Sure, ACL starts tomorrow. Doesn’t mean we get to take off from live music, especially when you have a band like Godspeed You! Black Emperor playing the friendly confines not once, but twice.

Weather did its best to cooperate. The crowd was excited to witness. I was too, I spent a little time with GY!BE many years ago, but they fell off the radar, likely due to the relative silence form the band. But with their first new recorded material in ten years, Allelujah! Don’t Bend! Ascend! seemed like the perfect excuse to mount a bit of a tour and take up brief residency at The Mohawk.

Dark, noisy pics and dark, noisy thoughts after the break…

Night two started with David Dondero.
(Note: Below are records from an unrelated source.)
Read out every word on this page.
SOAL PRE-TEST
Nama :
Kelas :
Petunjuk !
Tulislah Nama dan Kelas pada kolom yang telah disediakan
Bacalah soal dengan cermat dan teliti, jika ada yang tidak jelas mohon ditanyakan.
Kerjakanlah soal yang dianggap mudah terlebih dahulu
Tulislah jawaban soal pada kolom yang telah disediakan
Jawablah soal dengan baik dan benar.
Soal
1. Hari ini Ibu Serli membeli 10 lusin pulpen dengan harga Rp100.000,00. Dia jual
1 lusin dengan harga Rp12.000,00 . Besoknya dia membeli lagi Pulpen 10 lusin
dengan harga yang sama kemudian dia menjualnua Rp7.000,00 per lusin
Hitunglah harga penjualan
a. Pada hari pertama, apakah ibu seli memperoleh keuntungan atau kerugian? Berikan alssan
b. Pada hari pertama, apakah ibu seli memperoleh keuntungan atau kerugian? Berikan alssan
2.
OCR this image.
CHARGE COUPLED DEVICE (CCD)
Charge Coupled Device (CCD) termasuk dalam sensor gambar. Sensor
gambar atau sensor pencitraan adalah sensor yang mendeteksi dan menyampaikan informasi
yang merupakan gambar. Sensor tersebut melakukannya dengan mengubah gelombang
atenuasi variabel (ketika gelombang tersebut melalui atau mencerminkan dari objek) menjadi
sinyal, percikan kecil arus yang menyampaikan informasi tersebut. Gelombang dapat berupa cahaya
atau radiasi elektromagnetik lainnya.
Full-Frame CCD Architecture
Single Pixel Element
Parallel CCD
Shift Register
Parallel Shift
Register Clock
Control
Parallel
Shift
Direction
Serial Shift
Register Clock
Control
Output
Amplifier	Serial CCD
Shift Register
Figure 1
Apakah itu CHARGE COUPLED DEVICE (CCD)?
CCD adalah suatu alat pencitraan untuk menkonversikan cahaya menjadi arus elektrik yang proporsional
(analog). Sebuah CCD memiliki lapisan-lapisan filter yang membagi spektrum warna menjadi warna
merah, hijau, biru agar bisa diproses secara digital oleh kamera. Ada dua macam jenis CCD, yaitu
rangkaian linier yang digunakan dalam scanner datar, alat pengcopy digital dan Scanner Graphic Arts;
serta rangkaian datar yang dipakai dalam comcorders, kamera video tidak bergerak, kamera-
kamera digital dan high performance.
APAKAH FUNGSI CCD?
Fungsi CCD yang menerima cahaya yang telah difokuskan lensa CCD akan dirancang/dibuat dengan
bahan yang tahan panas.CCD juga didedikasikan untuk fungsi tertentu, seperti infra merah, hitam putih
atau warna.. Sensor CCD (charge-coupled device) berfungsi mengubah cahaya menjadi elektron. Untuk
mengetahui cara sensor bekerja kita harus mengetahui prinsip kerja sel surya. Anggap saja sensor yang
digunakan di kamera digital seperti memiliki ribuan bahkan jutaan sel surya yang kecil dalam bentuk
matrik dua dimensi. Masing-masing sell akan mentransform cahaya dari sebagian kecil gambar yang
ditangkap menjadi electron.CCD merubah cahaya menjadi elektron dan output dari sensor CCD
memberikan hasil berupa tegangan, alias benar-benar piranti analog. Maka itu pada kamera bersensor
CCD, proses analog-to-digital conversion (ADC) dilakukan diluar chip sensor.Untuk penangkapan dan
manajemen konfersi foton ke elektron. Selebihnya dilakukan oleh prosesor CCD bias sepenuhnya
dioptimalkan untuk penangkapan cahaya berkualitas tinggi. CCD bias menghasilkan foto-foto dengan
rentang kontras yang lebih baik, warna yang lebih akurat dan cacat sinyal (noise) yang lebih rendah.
Named one of the best living songwriters by NPR, David bashfully took to the stage, awkwardly introducing songs, starting and stopping, restarting, adding footnotes and apologizing for being so nervous. When finally swept into his chords and lyrics, confidence would pour out. Stories of justice and love, best friends and pets would be delivered in a matter of fact manner with just enough clever to not let you pigeonhole David as just another guy raging against a machine.
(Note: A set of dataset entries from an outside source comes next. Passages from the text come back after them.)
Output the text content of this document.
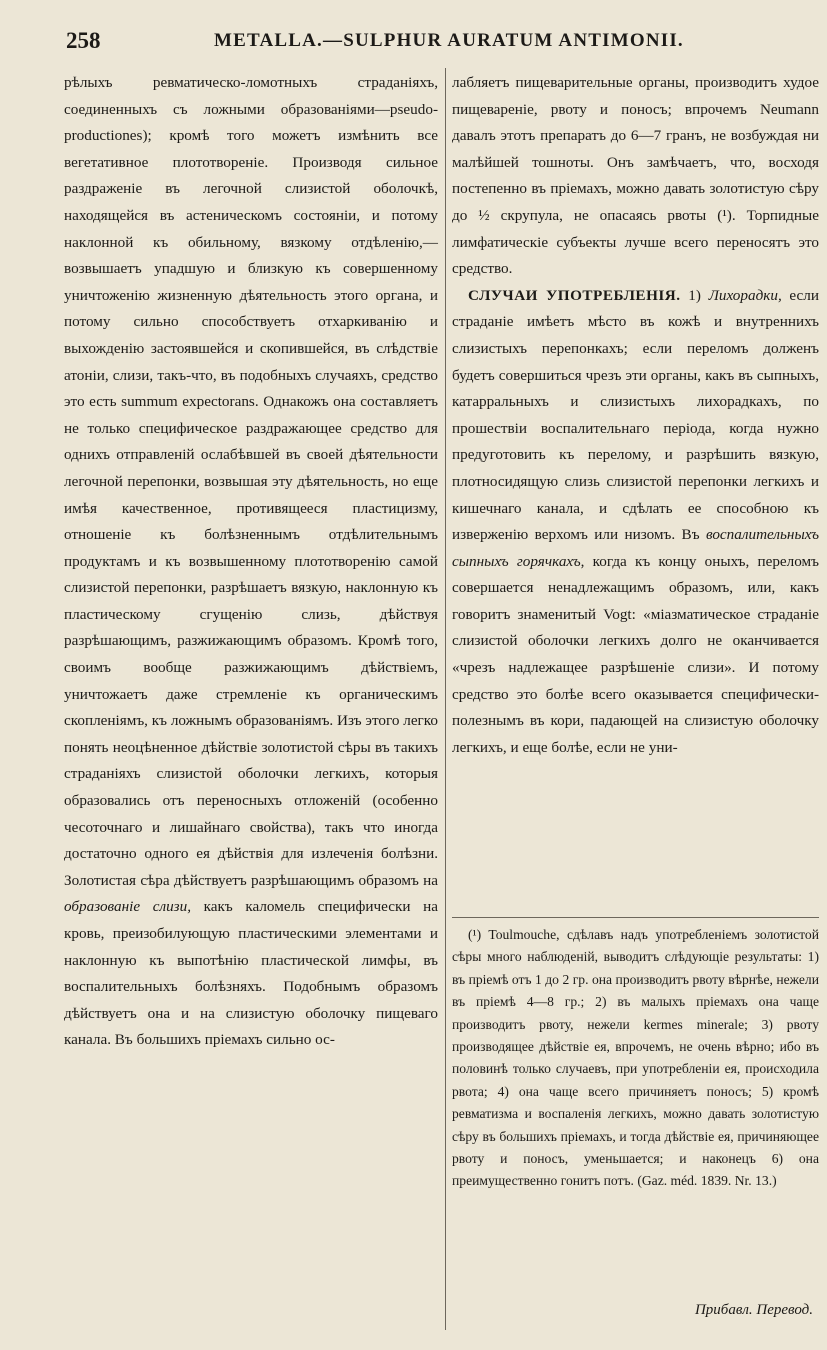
258	METALLA.—SULPHUR AURATUM ANTIMONII.

рѣлыхъ ревматическо-ломотныхъ страданіяхъ, соединенныхъ съ ложными образованіями—pseudo-productiones); кромѣ того можетъ измѣнить все вегетативное плототвореніе. Производя сильное раздраженіе въ легочной слизистой оболочкѣ, находящейся въ астеническомъ состояніи, и потому наклонной къ обильному, вязкому отдѣленію,—возвышаетъ упадшую и близкую къ совершенному уничтоженію жизненную дѣятельность этого органа, и потому сильно способствуетъ отхаркиванію и выхожденію застоявшейся и скопившейся, въ слѣдствіе атоніи, слизи, такъ-что, въ подобныхъ случаяхъ, средство это есть summum expectorans. Однакожъ она составляетъ не только специфическое раздражающее средство для однихъ отправленій ослабѣвшей въ своей дѣятельности легочной перепонки, возвышая эту дѣятельность, но еще имѣя качественное, противящееся пластицизму, отношеніе къ болѣзненнымъ отдѣлительнымъ продуктамъ и къ возвышенному плототворенію самой слизистой перепонки, разрѣшаетъ вязкую, наклонную къ пластическому сгущенію слизь, дѣйствуя разрѣшающимъ, разжижающимъ образомъ. Кромѣ того, своимъ вообще разжижающимъ дѣйствіемъ, уничтожаетъ даже стремленіе къ органическимъ скопленіямъ, къ ложнымъ образованіямъ. Изъ этого легко понять неоцѣненное дѣйствіе золотистой сѣры въ такихъ страданіяхъ слизистой оболочки легкихъ, которыя образовались отъ переносныхъ отложеній (особенно чесоточнаго и лишайнаго свойства), такъ что иногда достаточно одного ея дѣйствія для излеченія болѣзни. Золотистая сѣра дѣйствуетъ разрѣшающимъ образомъ на образованіе слизи, какъ каломель специфически на кровь, преизобилующую пластическими элементами и наклонную къ выпотѣнію пластической лимфы, въ воспалительныхъ болѣзняхъ. Подобнымъ образомъ дѣйствуетъ она и на слизистую оболочку пищеваго канала. Въ большихъ пріемахъ сильно ос-

лабляетъ пищеварительные органы, производитъ худое пищевареніе, рвоту и поносъ; впрочемъ Neumann давалъ этотъ препаратъ до 6—7 гранъ, не возбуждая ни малѣйшей тошноты. Онъ замѣчаетъ, что, восходя постепенно въ пріемахъ, можно давать золотистую сѣру до ½ скрупула, не опасаясь рвоты (¹). Торпидные лимфатическіе субъекты лучше всего переносятъ это средство.

СЛУЧАИ УПОТРЕБЛЕНІЯ. 1) Лихорадки, если страданіе имѣетъ мѣсто въ кожѣ и внутреннихъ слизистыхъ перепонкахъ; если переломъ долженъ будетъ совершиться чрезъ эти органы, какъ въ сыпныхъ, катарральныхъ и слизистыхъ лихорадкахъ, по прошествіи воспалительнаго періода, когда нужно предуготовить къ перелому, и разрѣшить вязкую, плотносидящую слизь слизистой перепонки легкихъ и кишечнаго канала, и сдѣлать ее способною къ изверженію верхомъ или низомъ. Въ воспалительныхъ сыпныхъ горячкахъ, когда къ концу оныхъ, переломъ совершается ненадлежащимъ образомъ, или, какъ говоритъ знаменитый Vogt: «міазматическое страданіе слизистой оболочки легкихъ долго не оканчивается «чрезъ надлежащее разрѣшеніе слизи». И потому средство это болѣе всего оказывается специфически-полезнымъ въ кори, падающей на слизистую оболочку легкихъ, и еще болѣе, если не уни-

(¹) Toulmouche, сдѣлавъ надъ употребленіемъ золотистой сѣры много наблюденій, выводитъ слѣдующіе результаты: 1) въ пріемѣ отъ 1 до 2 гр. она производитъ рвоту вѣрнѣе, нежели въ пріемѣ 4—8 гр.; 2) въ малыхъ пріемахъ она чаще производитъ рвоту, нежели kermes minerale; 3) рвоту производящее дѣйствіе ея, впрочемъ, не очень вѣрно; ибо въ половинѣ только случаевъ, при употребленіи ея, происходила рвота; 4) она чаще всего причиняетъ поносъ; 5) кромѣ ревматизма и воспаленія легкихъ, можно давать золотистую сѣру въ большихъ пріемахъ, и тогда дѣйствіе ея, причиняющее рвоту и поносъ, уменьшается; и наконецъ 6) она преимущественно гонитъ потъ. (Gaz. méd. 1839. Nr. 13.)

Прибавл. Перевод.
With no one on stage, it looked like a yard sale waiting on dawn; effects pedals on tables, a myriad of random instruments, every brand, shape and build of amps, monitors and PAs. A few tweaks are made to the gear as the lights dims and a bass-filled loop starts filling the space with noise. The band slowly emerges, adding to the now dizzyingly loud cacophony of layered, orchestrated noise.

You find yourself in a bit of a trance. The bulk of the visual aspect for the show is provided by four projectors with loops of film manipulated by what I am sure is considered a member of the band (they were named for a 70’s documentary, after all). Plans, houses, focus, text, blurring, layers – all of it very complimentary to the sounds being produced. It all appears to be well constructed and then things devolve, either through the song’s course or as the evolution into the next ten commonly themed minutes. Even the brief burst of rain seemed well-timed and choreographed.

The crowd was docile save for a few heads banged at the appropriate times and was very respectful (ie they knew to shut up and listen). You could also easily see that many members were moved by the band’s performance, some closing their eyes, others tearing up. I had to wonder where they went, what did those songs do to or for them? I have had those moments. Loved seeing it.